FROM MY SEAT: The Star-Studded '08 All-Star Game



With baseball season's second half now officially underway, a few observations from last week's All-Star festivities:

• The Texas Rangers' Josh Hamilton is the best individual story the sport has enjoyed in at least a decade (if not since the dawn of the mythical Steroid Era in the late Eighties). A former can't-miss prospect in Tampa Bay's system, Hamilton fell into drug addiction, leaving him out of baseball, and very nearly out of his marriage. Now clean, Hamilton is well on his way to the American League's MVP trophy, pacing the junior circuit in RBIs by a large margin.

Then came last Monday's Home Run Derby. In a "house" made famous by the most famous home-run hitter of them all, Hamilton hit 28(!) over the wall in the first round of baseball's version of the NBA's slam-dunk contest. You have to believe it was the kind of exhibition -- literally -- in which the athlete is proclaiming, "Look at me, ma. I can do it!" (The format of the Derby must be changed, though. Why even declare a "winner"? To suggest Justin Morneau won anything that night -- other than perhaps a gawking contest during Hamilton's display -- is to diminish the spectacle.)

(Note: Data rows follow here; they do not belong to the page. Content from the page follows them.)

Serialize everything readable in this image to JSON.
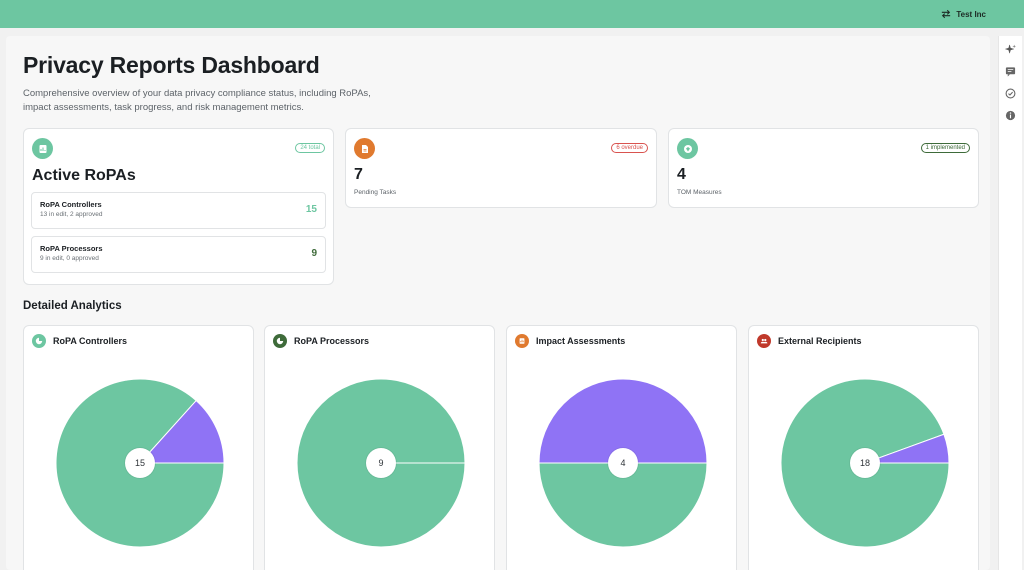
{
  "header": {
    "org_name": "Test Inc",
    "org_icon": "swap-icon"
  },
  "page": {
    "title": "Privacy Reports Dashboard",
    "description": "Comprehensive overview of your data privacy compliance status, including RoPAs, impact assessments, task progress, and risk management metrics."
  },
  "ropa_card": {
    "icon": "document-chart-icon",
    "badge": "24 total",
    "title": "Active RoPAs",
    "items": [
      {
        "name": "RoPA Controllers",
        "meta": "13 in edit, 2 approved",
        "value": "15"
      },
      {
        "name": "RoPA Processors",
        "meta": "9 in edit, 0 approved",
        "value": "9"
      }
    ]
  },
  "tasks_card": {
    "icon": "file-icon",
    "badge": "6 overdue",
    "value": "7",
    "label": "Pending Tasks"
  },
  "tom_card": {
    "icon": "shield-icon",
    "badge": "1 implemented",
    "value": "4",
    "label": "TOM Measures"
  },
  "analytics": {
    "title": "Detailed Analytics",
    "charts": [
      {
        "title": "RoPA Controllers",
        "icon": "pie-icon",
        "icon_color": "#6dc6a1",
        "total": "15"
      },
      {
        "title": "RoPA Processors",
        "icon": "pie-icon",
        "icon_color": "#3e6b3a",
        "total": "9"
      },
      {
        "title": "Impact Assessments",
        "icon": "report-icon",
        "icon_color": "#e07a2f",
        "total": "4"
      },
      {
        "title": "External Recipients",
        "icon": "users-icon",
        "icon_color": "#c0392b",
        "total": "18"
      }
    ]
  },
  "colors": {
    "brand": "#6dc6a1",
    "purple": "#8f73f5",
    "orange": "#e07a2f",
    "overdue": "#d9534f",
    "dark_green": "#3e6b3a"
  },
  "chart_data": [
    {
      "type": "pie",
      "title": "RoPA Controllers",
      "slices": [
        {
          "value": 13,
          "color": "#6dc6a1"
        },
        {
          "value": 2,
          "color": "#8f73f5"
        }
      ]
    },
    {
      "type": "pie",
      "title": "RoPA Processors",
      "slices": [
        {
          "value": 9,
          "color": "#6dc6a1"
        },
        {
          "value": 0,
          "color": "#8f73f5"
        }
      ]
    },
    {
      "type": "pie",
      "title": "Impact Assessments",
      "slices": [
        {
          "value": 2,
          "color": "#6dc6a1"
        },
        {
          "value": 2,
          "color": "#8f73f5"
        }
      ]
    },
    {
      "type": "pie",
      "title": "External Recipients",
      "slices": [
        {
          "value": 17,
          "color": "#6dc6a1"
        },
        {
          "value": 1,
          "color": "#8f73f5"
        }
      ]
    }
  ]
}
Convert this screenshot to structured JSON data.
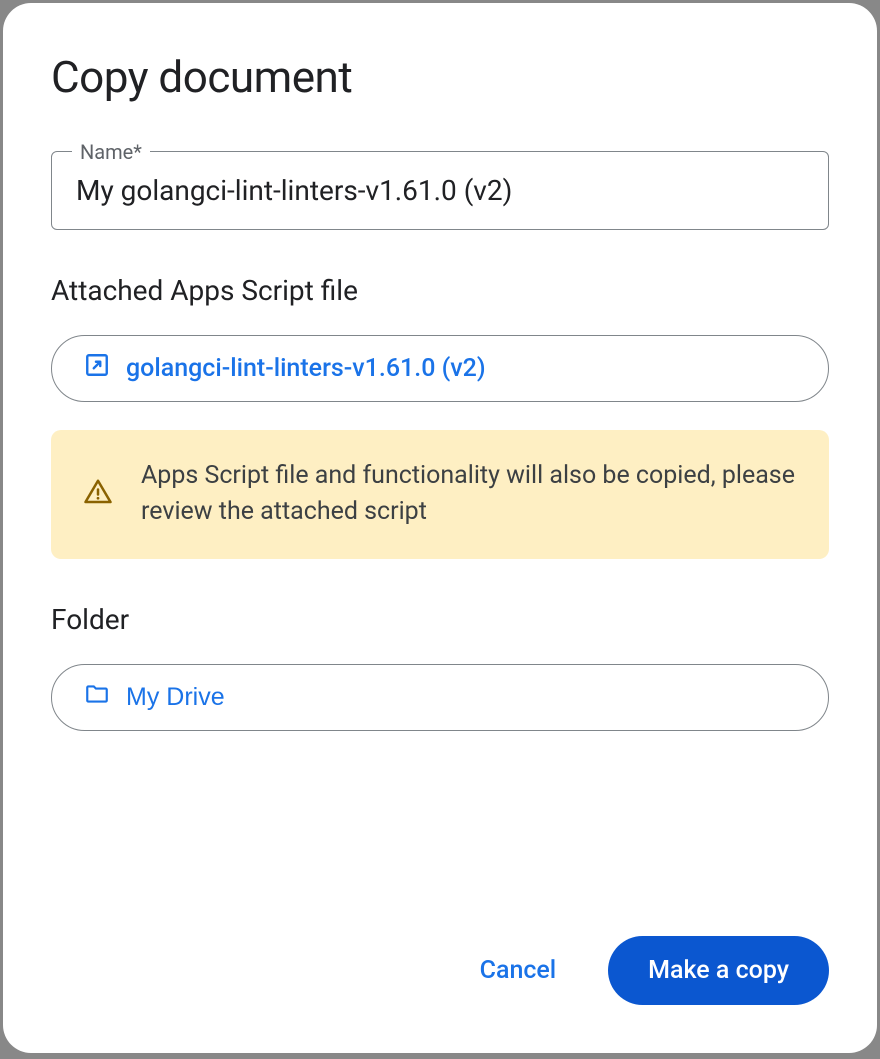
{
  "dialog": {
    "title": "Copy document",
    "name_field": {
      "label": "Name*",
      "value": "My golangci-lint-linters-v1.61.0 (v2)"
    },
    "attached_script": {
      "heading": "Attached Apps Script file",
      "link_text": "golangci-lint-linters-v1.61.0 (v2)",
      "warning": "Apps Script file and functionality will also be copied, please review the attached script"
    },
    "folder": {
      "heading": "Folder",
      "chip_text": "My Drive"
    },
    "actions": {
      "cancel": "Cancel",
      "confirm": "Make a copy"
    }
  }
}
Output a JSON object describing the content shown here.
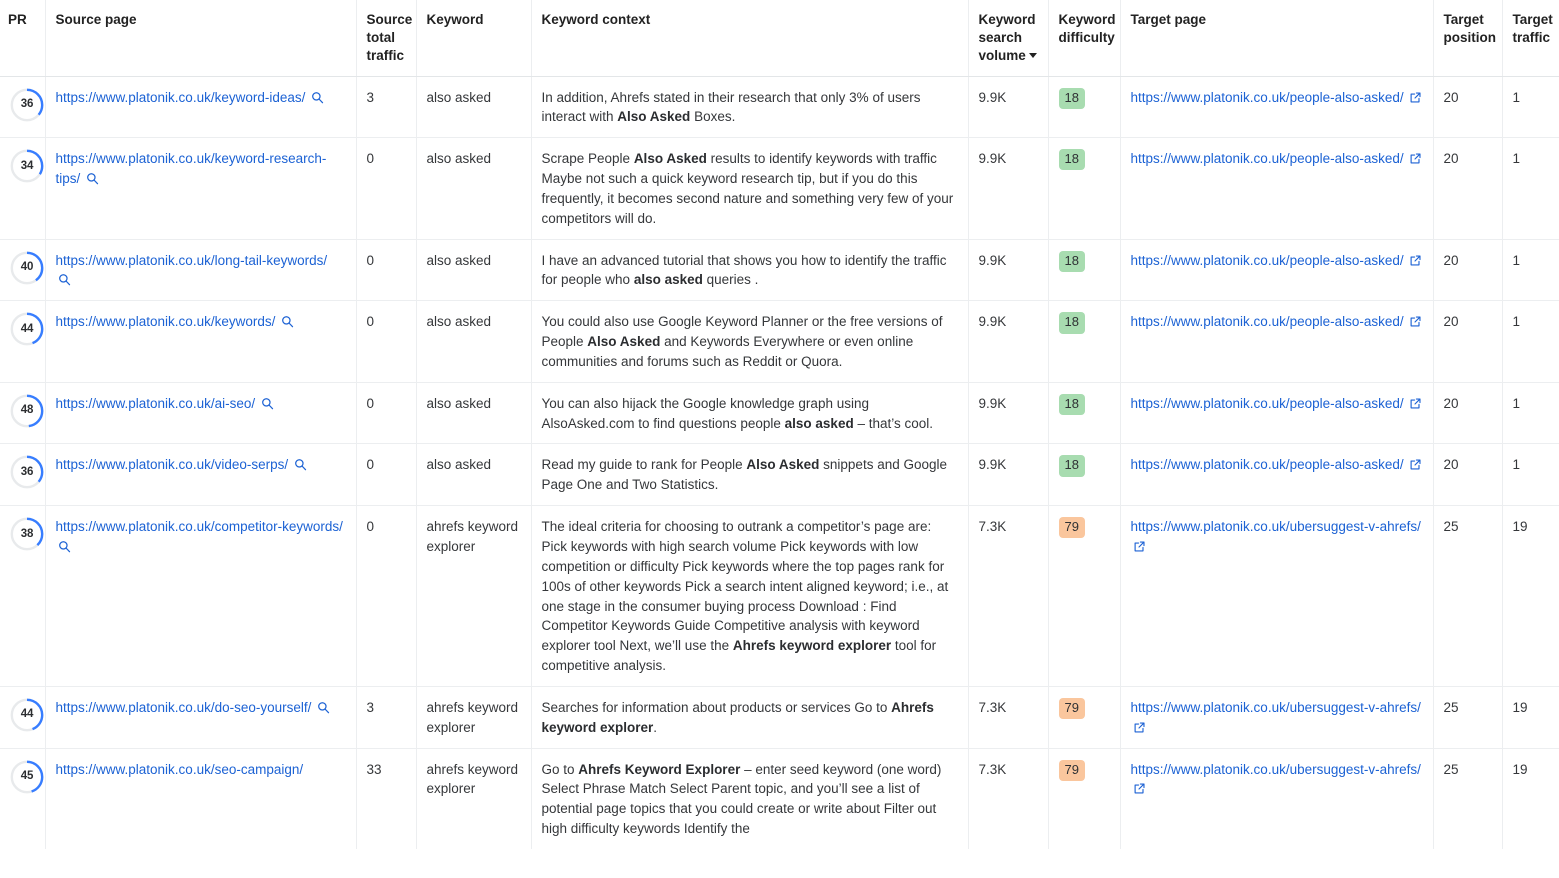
{
  "table": {
    "columns": [
      {
        "key": "pr",
        "label": "PR"
      },
      {
        "key": "source",
        "label": "Source page"
      },
      {
        "key": "stt",
        "label": "Source total traffic"
      },
      {
        "key": "keyword",
        "label": "Keyword"
      },
      {
        "key": "context",
        "label": "Keyword context"
      },
      {
        "key": "ksv",
        "label": "Keyword search volume",
        "sorted": "desc",
        "sort_icon": "caret-down-icon"
      },
      {
        "key": "kd",
        "label": "Keyword difficulty"
      },
      {
        "key": "target",
        "label": "Target page"
      },
      {
        "key": "tpos",
        "label": "Target position"
      },
      {
        "key": "ttraf",
        "label": "Target traffic"
      }
    ],
    "colors": {
      "link": "#1c62d4",
      "donut_arc": "#377dff",
      "donut_track": "#e8eaec",
      "kd_low_bg": "#a8dcb0",
      "kd_high_bg": "#fac69d",
      "border": "#eceef0"
    },
    "rows": [
      {
        "pr": "36",
        "source_url": "https://www.platonik.co.uk/keyword-ideas/",
        "source_has_search_icon": true,
        "stt": "3",
        "keyword": "also asked",
        "context_parts": [
          {
            "text": "In addition, Ahrefs stated in their research that only 3% of users interact with ",
            "bold": false
          },
          {
            "text": "Also Asked",
            "bold": true
          },
          {
            "text": " Boxes.",
            "bold": false
          }
        ],
        "ksv": "9.9K",
        "kd": "18",
        "kd_level": "low",
        "target_url": "https://www.platonik.co.uk/people-also-asked/",
        "tpos": "20",
        "ttraf": "1"
      },
      {
        "pr": "34",
        "source_url": "https://www.platonik.co.uk/keyword-research-tips/",
        "source_has_search_icon": true,
        "stt": "0",
        "keyword": "also asked",
        "context_parts": [
          {
            "text": "Scrape People ",
            "bold": false
          },
          {
            "text": "Also Asked",
            "bold": true
          },
          {
            "text": " results to identify keywords with traffic Maybe not such a quick keyword research tip, but if you do this frequently, it becomes second nature and something very few of your competitors will do.",
            "bold": false
          }
        ],
        "ksv": "9.9K",
        "kd": "18",
        "kd_level": "low",
        "target_url": "https://www.platonik.co.uk/people-also-asked/",
        "tpos": "20",
        "ttraf": "1"
      },
      {
        "pr": "40",
        "source_url": "https://www.platonik.co.uk/long-tail-keywords/",
        "source_has_search_icon": true,
        "stt": "0",
        "keyword": "also asked",
        "context_parts": [
          {
            "text": "I have an advanced tutorial that shows you  how to identify the traffic for people who ",
            "bold": false
          },
          {
            "text": "also asked",
            "bold": true
          },
          {
            "text": " queries .",
            "bold": false
          }
        ],
        "ksv": "9.9K",
        "kd": "18",
        "kd_level": "low",
        "target_url": "https://www.platonik.co.uk/people-also-asked/",
        "tpos": "20",
        "ttraf": "1"
      },
      {
        "pr": "44",
        "source_url": "https://www.platonik.co.uk/keywords/",
        "source_has_search_icon": true,
        "stt": "0",
        "keyword": "also asked",
        "context_parts": [
          {
            "text": "You could also use Google Keyword Planner or the free versions of People ",
            "bold": false
          },
          {
            "text": "Also Asked",
            "bold": true
          },
          {
            "text": " and Keywords Everywhere or even online communities and forums such as Reddit or Quora.",
            "bold": false
          }
        ],
        "ksv": "9.9K",
        "kd": "18",
        "kd_level": "low",
        "target_url": "https://www.platonik.co.uk/people-also-asked/",
        "tpos": "20",
        "ttraf": "1"
      },
      {
        "pr": "48",
        "source_url": "https://www.platonik.co.uk/ai-seo/",
        "source_has_search_icon": true,
        "stt": "0",
        "keyword": "also asked",
        "context_parts": [
          {
            "text": "You can also hijack the Google knowledge graph using AlsoAsked.com  to find questions people ",
            "bold": false
          },
          {
            "text": "also asked",
            "bold": true
          },
          {
            "text": " – that’s cool.",
            "bold": false
          }
        ],
        "ksv": "9.9K",
        "kd": "18",
        "kd_level": "low",
        "target_url": "https://www.platonik.co.uk/people-also-asked/",
        "tpos": "20",
        "ttraf": "1"
      },
      {
        "pr": "36",
        "source_url": "https://www.platonik.co.uk/video-serps/",
        "source_has_search_icon": true,
        "stt": "0",
        "keyword": "also asked",
        "context_parts": [
          {
            "text": "Read my guide to rank for People ",
            "bold": false
          },
          {
            "text": "Also Asked",
            "bold": true
          },
          {
            "text": " snippets and Google Page One and Two Statistics.",
            "bold": false
          }
        ],
        "ksv": "9.9K",
        "kd": "18",
        "kd_level": "low",
        "target_url": "https://www.platonik.co.uk/people-also-asked/",
        "tpos": "20",
        "ttraf": "1"
      },
      {
        "pr": "38",
        "source_url": "https://www.platonik.co.uk/competitor-keywords/",
        "source_has_search_icon": true,
        "stt": "0",
        "keyword": "ahrefs keyword explorer",
        "context_parts": [
          {
            "text": "The ideal criteria for choosing to outrank a competitor’s page are: Pick keywords with high search volume Pick keywords with low competition or difficulty Pick keywords where the top pages rank for 100s of other keywords Pick a search intent aligned keyword; i.e., at one stage in the consumer buying process Download : Find Competitor Keywords Guide Competitive analysis with keyword explorer tool Next, we’ll use the ",
            "bold": false
          },
          {
            "text": "Ahrefs keyword explorer",
            "bold": true
          },
          {
            "text": " tool for competitive analysis.",
            "bold": false
          }
        ],
        "ksv": "7.3K",
        "kd": "79",
        "kd_level": "high",
        "target_url": "https://www.platonik.co.uk/ubersuggest-v-ahrefs/",
        "tpos": "25",
        "ttraf": "19"
      },
      {
        "pr": "44",
        "source_url": "https://www.platonik.co.uk/do-seo-yourself/",
        "source_has_search_icon": true,
        "stt": "3",
        "keyword": "ahrefs keyword explorer",
        "context_parts": [
          {
            "text": "Searches for information about products or services Go to ",
            "bold": false
          },
          {
            "text": "Ahrefs keyword explorer",
            "bold": true
          },
          {
            "text": ".",
            "bold": false
          }
        ],
        "ksv": "7.3K",
        "kd": "79",
        "kd_level": "high",
        "target_url": "https://www.platonik.co.uk/ubersuggest-v-ahrefs/",
        "tpos": "25",
        "ttraf": "19"
      },
      {
        "pr": "45",
        "source_url": "https://www.platonik.co.uk/seo-campaign/",
        "source_has_search_icon": false,
        "stt": "33",
        "keyword": "ahrefs keyword explorer",
        "context_parts": [
          {
            "text": "Go to ",
            "bold": false
          },
          {
            "text": "Ahrefs Keyword Explorer",
            "bold": true
          },
          {
            "text": " – enter seed keyword (one word) Select Phrase Match Select Parent topic, and you’ll see a list of potential page topics that you could create or write about Filter out high difficulty keywords Identify the",
            "bold": false
          }
        ],
        "ksv": "7.3K",
        "kd": "79",
        "kd_level": "high",
        "target_url": "https://www.platonik.co.uk/ubersuggest-v-ahrefs/",
        "tpos": "25",
        "ttraf": "19"
      }
    ]
  }
}
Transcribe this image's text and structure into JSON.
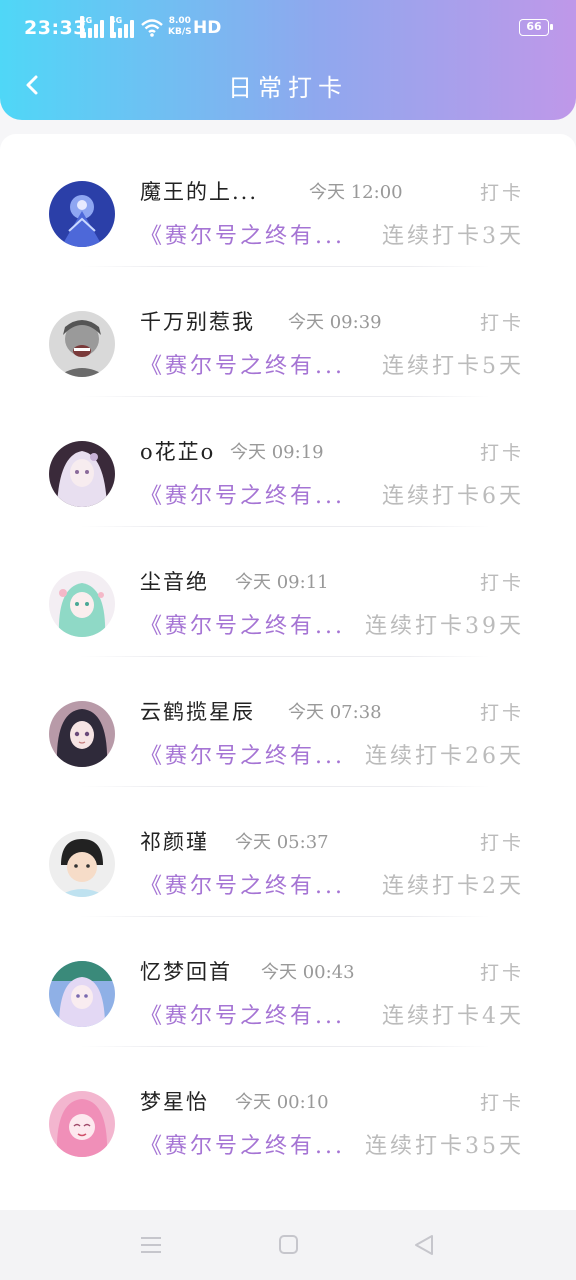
{
  "status_bar": {
    "time": "23:33",
    "network_1": "4G",
    "network_2": "4G",
    "speed_value": "8.00",
    "speed_unit": "KB/S",
    "hd_label": "HD",
    "battery": "66"
  },
  "header": {
    "title": "日常打卡"
  },
  "checkins": [
    {
      "name": "魔王的上...",
      "time": "今天 12:00",
      "action": "打卡",
      "book": "《赛尔号之终有...",
      "streak": "连续打卡3天"
    },
    {
      "name": "千万别惹我",
      "time": "今天 09:39",
      "action": "打卡",
      "book": "《赛尔号之终有...",
      "streak": "连续打卡5天"
    },
    {
      "name": "o花芷o",
      "time": "今天 09:19",
      "action": "打卡",
      "book": "《赛尔号之终有...",
      "streak": "连续打卡6天"
    },
    {
      "name": "尘音绝",
      "time": "今天 09:11",
      "action": "打卡",
      "book": "《赛尔号之终有...",
      "streak": "连续打卡39天"
    },
    {
      "name": "云鹤揽星辰",
      "time": "今天 07:38",
      "action": "打卡",
      "book": "《赛尔号之终有...",
      "streak": "连续打卡26天"
    },
    {
      "name": "祁颜瑾",
      "time": "今天 05:37",
      "action": "打卡",
      "book": "《赛尔号之终有...",
      "streak": "连续打卡2天"
    },
    {
      "name": "忆梦回首",
      "time": "今天 00:43",
      "action": "打卡",
      "book": "《赛尔号之终有...",
      "streak": "连续打卡4天"
    },
    {
      "name": "梦星怡",
      "time": "今天 00:10",
      "action": "打卡",
      "book": "《赛尔号之终有...",
      "streak": "连续打卡35天"
    }
  ],
  "nav_icons": [
    "menu-icon",
    "home-icon",
    "back-triangle-icon"
  ]
}
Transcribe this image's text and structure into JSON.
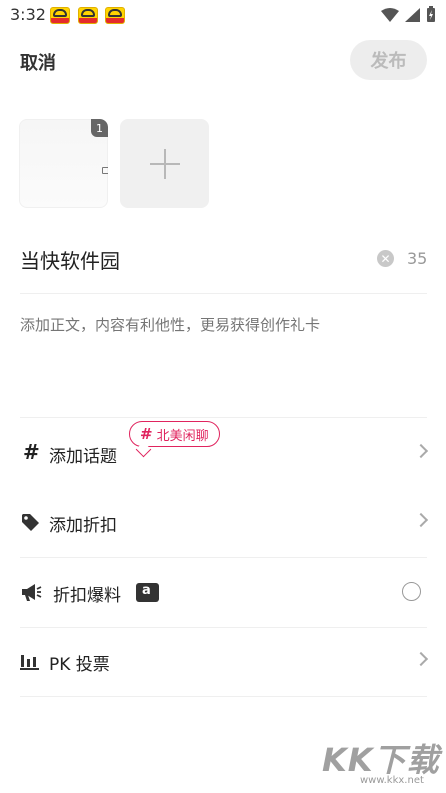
{
  "status_bar": {
    "time": "3:32"
  },
  "top_bar": {
    "cancel_label": "取消",
    "publish_label": "发布"
  },
  "photos": {
    "first_badge": "1"
  },
  "title_field": {
    "value": "当快软件园",
    "char_count": "35"
  },
  "body_field": {
    "placeholder": "添加正文，内容有利他性，更易获得创作礼卡"
  },
  "options": [
    {
      "label": "添加话题",
      "icon": "hashtag-icon"
    },
    {
      "label": "添加折扣",
      "icon": "price-tag-icon"
    },
    {
      "label": "折扣爆料",
      "icon": "megaphone-icon",
      "badge": "a"
    },
    {
      "label": "PK 投票",
      "icon": "bar-chart-icon"
    }
  ],
  "topic_suggestion": {
    "hash": "#",
    "label": "北美闲聊"
  },
  "watermark": {
    "main": "KK下载",
    "sub": "www.kkx.net"
  },
  "colors": {
    "accent": "#e0245e",
    "publish_disabled_bg": "#ededed",
    "publish_disabled_text": "#bbbbbb"
  }
}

• The Memphis Redbirds were well represented, with four All-Stars having suited up in the Bluff City: Boston's J.D. Drew, Arizona's Dan Haren, and Albert Pujols and Ryan Ludwick of the St. Louis Cardinals. From the standpoint of Cardinal Nation, seeing Drew in a Red Sox uniform isn't all that troublesome (his trade to Atlanta after the 2003 season brought the Cardinals Adam Wainwright), but the sight of Haren in a D'backs lid? Coming merely days after Mark Mulder -- the lefty for whom Haren was traded before the 2005 campaign -- walked off a big-league mound (arm in tatters) for perhaps the last time, Haren appears to be the worst trade decision St. Louis has made since Steve Carlton was sent to Philadelphia for Rick Wise almost 40 years ago.

• Drew became the third member of the 1999 Memphis Redbirds to earn MVP honors on a big-league stage. Adam Kennedy was MVP of the 2002 American League Championship Series. Placido Polanco earned the same award in 2006. And now Drew has the 2008 All-Star Game MVP hardware for his trophy case.

• The Florida Marlins' Dan Uggla -- a former star at the University of Memphis -- took his share of heat from the local and national media after a positively dreadful showing in the All-Star Game. The second baseman hit into a double play, struck out three times, and made three errors in his All-Star debut (Uggla was selected in 2006, but didn't play). For the critics who made fun of everything from Uggla's name to his swing, I'd offer this: a bad day in baseball's All-Star Game beats a good day anywhere -- anywhere -- else.

• The most uncomfortable man in America at midnight last Tuesday was baseball commissioner Bud Selig. With the game moving into extra innings, anyone still awake had flashbacks to the fiasco of 2002 when Selig declared the game a tie once each club had run out of pitchers. I have two thoughts on eliminating such discomfort for future All-Star Games:

1) If the game is tied after nine innings, why not decide the outcome with a meaningful Home Run Derby? Each manager selects five players, who get a single swing each (from the opposing league's batting-practice pitcher). Most dingers wins.

2) For this to be made a reality, MLB must do away with the game deciding home-field advantage for the World Series. A ludicrous notion to begin with, the concept has made a mockery of the American and National League's historical equality. (The last NL team to host Game 1 of the Fall Classic was Arizona seven years ago.)

• I've read reports suggesting the Cardinals are now considering Colby Rasmus among their trade assets as the team searches for a dose of offensive support (the Pirates' Jason Bay tops their list of pursuits, apparently). Such a move would be counter to the franchise's relatively new mission of developing talent (read: saving money) while merely filling gaps with affordable free agents and trades.

Rasmus is just shy of his 22nd birthday. He offers power, speed, and defensive strength at a premium position (centerfield). If I were in St. Louis general manager John Mozeliak's shoes, I'd deal Rasmus solely for a young, power-hitting middle infielder. And Hanley Ramirez appears to be in a Florida uniform for good.